Brenda Hunter is the authoress of two a books, Beyond Divorce and Where Have all the Mothers Gone? Her are some significant quotes:

“The attachment relationship that a young child forges with his or her mother forms the foundation stone of personality.”

“The young child’s hunger for his mother’s presence is as great as his hunger for food.”

“Even though society has tried to draft babysitters, nannies, fathers and corporations to serve as ‘mothers’ in recent years, mother, it seems, is not off the hook. She is the central figure in her child’s emotional development.”

Brenda then makes a very significant statement: “When the mother goes back to work during the baby’s first year of life, the baby comes to view the separation as rejection.
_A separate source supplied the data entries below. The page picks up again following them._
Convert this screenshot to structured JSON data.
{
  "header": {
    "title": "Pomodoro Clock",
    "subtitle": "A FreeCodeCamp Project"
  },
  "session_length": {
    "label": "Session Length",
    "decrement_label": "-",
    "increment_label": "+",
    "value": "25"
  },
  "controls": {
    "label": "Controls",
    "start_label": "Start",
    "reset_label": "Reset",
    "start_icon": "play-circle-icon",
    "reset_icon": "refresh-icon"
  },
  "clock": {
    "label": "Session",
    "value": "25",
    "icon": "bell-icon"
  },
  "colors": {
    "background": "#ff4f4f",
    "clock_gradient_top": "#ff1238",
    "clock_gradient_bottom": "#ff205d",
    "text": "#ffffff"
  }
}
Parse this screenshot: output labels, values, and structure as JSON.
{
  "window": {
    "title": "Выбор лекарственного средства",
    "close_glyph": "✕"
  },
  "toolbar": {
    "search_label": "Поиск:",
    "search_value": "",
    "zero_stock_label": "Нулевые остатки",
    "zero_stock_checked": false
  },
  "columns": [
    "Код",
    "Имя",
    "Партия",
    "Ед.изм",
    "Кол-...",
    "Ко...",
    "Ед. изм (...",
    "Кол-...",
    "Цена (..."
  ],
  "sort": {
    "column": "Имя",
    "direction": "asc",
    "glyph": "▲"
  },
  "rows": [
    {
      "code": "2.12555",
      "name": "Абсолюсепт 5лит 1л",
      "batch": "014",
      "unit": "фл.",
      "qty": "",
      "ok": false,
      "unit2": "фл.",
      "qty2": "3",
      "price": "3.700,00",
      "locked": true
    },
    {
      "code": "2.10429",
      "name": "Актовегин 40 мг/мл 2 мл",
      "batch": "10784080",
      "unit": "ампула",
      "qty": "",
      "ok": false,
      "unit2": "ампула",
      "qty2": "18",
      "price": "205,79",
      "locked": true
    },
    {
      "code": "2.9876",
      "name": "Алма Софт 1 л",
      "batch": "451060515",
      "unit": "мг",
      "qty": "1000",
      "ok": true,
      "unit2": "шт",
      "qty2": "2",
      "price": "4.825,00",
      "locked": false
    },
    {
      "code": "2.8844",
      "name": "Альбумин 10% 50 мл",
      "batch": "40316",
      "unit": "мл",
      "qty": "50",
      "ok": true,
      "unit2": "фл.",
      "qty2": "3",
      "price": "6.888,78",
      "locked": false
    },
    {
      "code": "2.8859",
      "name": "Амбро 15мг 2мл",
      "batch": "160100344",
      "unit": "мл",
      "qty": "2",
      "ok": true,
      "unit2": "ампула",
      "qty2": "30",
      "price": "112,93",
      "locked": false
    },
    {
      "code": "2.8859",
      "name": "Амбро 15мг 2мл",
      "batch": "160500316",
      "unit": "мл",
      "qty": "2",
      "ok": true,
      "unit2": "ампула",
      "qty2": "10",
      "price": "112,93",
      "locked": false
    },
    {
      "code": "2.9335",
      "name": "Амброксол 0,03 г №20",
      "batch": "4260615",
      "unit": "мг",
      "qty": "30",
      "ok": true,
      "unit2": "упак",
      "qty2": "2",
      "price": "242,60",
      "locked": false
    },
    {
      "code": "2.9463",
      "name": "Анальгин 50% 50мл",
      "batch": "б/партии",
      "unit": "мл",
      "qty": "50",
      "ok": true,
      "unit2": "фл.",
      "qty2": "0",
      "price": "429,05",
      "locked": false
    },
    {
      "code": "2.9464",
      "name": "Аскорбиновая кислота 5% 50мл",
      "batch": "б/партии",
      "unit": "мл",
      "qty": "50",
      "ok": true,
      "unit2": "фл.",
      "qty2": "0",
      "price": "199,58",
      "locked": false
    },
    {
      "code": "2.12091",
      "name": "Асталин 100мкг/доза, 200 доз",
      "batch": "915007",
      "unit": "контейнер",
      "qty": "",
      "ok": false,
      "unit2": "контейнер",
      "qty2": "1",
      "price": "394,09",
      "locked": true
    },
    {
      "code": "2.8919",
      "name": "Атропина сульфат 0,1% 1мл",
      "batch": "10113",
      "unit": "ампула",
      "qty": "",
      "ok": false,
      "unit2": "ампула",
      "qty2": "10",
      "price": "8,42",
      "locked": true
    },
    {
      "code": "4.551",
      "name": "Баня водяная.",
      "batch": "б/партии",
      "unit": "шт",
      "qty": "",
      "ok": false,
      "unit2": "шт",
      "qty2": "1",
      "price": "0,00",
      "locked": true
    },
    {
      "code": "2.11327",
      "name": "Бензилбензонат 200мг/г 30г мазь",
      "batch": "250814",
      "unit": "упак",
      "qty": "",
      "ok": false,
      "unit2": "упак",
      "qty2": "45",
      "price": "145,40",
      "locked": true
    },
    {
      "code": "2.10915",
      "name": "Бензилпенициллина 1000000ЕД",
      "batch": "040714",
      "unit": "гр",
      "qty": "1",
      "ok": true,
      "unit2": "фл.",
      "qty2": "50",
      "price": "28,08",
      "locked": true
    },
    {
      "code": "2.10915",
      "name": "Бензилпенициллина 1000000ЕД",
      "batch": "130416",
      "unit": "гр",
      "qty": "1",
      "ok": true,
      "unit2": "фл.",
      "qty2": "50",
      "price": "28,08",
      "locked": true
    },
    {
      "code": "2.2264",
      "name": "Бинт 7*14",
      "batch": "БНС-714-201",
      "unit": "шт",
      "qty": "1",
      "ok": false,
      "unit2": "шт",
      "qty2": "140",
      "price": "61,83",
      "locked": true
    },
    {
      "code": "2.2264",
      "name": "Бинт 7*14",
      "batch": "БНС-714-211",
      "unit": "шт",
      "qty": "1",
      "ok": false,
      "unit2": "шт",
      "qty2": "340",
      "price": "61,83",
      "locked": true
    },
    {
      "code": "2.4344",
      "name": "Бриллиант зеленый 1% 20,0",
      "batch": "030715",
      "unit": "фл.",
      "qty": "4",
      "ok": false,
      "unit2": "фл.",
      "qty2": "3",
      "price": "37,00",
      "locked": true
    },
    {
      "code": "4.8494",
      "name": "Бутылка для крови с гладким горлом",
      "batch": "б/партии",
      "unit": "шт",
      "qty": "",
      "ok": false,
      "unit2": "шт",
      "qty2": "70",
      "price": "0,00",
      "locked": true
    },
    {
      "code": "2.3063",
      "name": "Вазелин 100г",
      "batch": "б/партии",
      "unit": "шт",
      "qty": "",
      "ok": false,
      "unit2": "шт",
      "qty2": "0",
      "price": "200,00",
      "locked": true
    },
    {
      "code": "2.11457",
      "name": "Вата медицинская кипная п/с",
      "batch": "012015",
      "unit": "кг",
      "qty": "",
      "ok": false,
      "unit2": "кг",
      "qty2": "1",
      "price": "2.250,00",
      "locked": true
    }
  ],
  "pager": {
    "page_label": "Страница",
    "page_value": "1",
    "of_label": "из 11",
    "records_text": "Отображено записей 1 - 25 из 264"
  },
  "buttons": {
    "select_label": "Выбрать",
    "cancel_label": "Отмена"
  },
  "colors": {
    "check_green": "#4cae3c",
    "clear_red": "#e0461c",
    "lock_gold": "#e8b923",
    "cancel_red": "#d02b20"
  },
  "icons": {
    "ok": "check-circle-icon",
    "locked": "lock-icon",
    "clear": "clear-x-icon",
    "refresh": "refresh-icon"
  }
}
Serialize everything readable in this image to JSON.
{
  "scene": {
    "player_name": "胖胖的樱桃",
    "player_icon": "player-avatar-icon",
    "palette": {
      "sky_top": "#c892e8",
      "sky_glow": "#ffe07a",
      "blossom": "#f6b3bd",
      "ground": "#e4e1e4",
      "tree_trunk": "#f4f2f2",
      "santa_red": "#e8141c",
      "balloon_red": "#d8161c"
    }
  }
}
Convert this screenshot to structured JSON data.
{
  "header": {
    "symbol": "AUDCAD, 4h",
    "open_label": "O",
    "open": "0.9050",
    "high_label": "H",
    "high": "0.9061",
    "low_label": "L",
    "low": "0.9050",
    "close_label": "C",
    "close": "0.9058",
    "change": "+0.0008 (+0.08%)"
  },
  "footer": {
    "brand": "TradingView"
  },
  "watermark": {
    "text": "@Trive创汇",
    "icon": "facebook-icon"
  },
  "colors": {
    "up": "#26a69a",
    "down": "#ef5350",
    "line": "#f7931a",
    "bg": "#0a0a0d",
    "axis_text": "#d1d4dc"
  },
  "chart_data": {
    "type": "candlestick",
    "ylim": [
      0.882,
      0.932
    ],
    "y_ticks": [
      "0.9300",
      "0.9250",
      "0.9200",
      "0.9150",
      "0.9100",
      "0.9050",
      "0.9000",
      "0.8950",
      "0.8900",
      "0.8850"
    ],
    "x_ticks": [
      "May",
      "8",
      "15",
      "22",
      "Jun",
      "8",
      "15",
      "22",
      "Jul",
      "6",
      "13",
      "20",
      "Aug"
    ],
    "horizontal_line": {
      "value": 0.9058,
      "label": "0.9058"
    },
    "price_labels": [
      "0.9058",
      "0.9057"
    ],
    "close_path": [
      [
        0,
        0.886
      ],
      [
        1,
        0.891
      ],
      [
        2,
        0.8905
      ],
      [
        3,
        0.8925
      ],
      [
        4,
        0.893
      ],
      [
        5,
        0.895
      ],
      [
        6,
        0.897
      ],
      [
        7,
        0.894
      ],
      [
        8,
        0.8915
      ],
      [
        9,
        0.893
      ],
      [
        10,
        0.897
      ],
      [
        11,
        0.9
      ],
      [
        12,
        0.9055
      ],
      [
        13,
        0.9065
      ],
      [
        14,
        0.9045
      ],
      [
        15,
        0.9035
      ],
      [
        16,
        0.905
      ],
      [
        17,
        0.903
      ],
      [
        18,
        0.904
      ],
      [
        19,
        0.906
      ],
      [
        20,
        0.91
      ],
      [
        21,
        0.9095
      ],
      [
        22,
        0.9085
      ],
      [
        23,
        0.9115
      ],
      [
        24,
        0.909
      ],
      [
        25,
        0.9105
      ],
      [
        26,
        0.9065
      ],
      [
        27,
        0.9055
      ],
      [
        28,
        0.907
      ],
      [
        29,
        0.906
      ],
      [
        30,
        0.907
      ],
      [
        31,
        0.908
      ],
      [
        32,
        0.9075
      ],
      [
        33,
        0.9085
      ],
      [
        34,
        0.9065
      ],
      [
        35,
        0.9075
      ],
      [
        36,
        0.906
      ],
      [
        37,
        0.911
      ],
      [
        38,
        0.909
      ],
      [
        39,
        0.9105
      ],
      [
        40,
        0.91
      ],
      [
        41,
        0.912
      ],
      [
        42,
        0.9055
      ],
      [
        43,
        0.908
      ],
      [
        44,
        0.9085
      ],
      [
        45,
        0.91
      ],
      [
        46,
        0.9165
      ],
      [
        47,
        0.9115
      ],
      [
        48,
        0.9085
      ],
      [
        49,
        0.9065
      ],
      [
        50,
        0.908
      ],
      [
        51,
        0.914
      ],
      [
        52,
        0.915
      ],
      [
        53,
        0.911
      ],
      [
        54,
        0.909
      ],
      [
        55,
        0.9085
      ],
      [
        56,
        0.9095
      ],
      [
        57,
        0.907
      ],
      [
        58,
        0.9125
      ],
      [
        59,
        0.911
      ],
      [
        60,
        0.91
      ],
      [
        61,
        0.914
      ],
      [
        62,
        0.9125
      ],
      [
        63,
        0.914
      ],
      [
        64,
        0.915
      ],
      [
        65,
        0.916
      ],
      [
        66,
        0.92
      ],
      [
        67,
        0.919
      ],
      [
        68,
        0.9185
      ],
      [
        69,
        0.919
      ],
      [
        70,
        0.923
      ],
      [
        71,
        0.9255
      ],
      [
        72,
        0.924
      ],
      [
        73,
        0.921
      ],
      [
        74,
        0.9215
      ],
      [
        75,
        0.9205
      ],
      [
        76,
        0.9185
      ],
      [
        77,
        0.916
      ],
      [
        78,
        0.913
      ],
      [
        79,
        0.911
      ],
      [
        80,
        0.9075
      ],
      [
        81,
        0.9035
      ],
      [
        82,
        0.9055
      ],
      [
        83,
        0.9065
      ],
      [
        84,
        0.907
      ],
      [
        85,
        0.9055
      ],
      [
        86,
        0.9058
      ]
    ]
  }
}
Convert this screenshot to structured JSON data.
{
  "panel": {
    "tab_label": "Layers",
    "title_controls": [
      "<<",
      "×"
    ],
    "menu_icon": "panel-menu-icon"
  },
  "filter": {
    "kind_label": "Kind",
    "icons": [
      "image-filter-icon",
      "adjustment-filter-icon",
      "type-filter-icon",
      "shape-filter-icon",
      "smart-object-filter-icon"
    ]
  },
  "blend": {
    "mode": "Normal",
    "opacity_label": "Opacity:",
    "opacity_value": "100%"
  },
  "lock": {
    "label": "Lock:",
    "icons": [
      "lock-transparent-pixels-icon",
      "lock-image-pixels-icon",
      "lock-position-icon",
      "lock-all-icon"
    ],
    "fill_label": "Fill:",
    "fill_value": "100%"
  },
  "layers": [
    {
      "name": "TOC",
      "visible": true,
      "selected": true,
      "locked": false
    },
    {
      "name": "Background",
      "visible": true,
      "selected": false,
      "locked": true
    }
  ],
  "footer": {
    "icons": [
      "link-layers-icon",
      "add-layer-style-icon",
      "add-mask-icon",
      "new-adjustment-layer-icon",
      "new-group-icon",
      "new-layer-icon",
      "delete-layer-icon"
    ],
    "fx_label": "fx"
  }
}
While the mother herself may not be rejecting the baby, the baby interprets her absence as rejection.”

Brenda then continues, “Have we created a cultural climate in America that wars against mother love? … Is this partly responsible for the fact that infant daycare is the fastest growing segment of the daycare population? I believe we have created a cultural climate that makes it hard for women to elect to rear their children themselves. Just the other day, I received a letter from a mother who stays at home. She said that people often ask her, ‘But what do you do all day at home?’ This mother says, ‘The mother at home is continually intimidated and devalued by others. I find myself vacillating and wondering about my worth, due to the pressures placed on me by the world’s system of values.'”

As an Irishman, I cannot resist quoting from a beautiful Irish song, Mother McCree (Mother Dear), immortalized by the golden voice of John McCormack. Note the word “Colleen” means “Girl.”

There’s a spot in my heart that no colleen may own,

There’s a depth in my soul never sounded or know,

There’s a place in my memory, my life that you fill.

No other can share it; no one ever will.

Sure I love the dear silver that shines in your hair

And the brow that’s all furrowed and wrinkled with care.

I kiss that dear finger so toil-worn for me.

Oh God bless you and keep you, Mother McCree.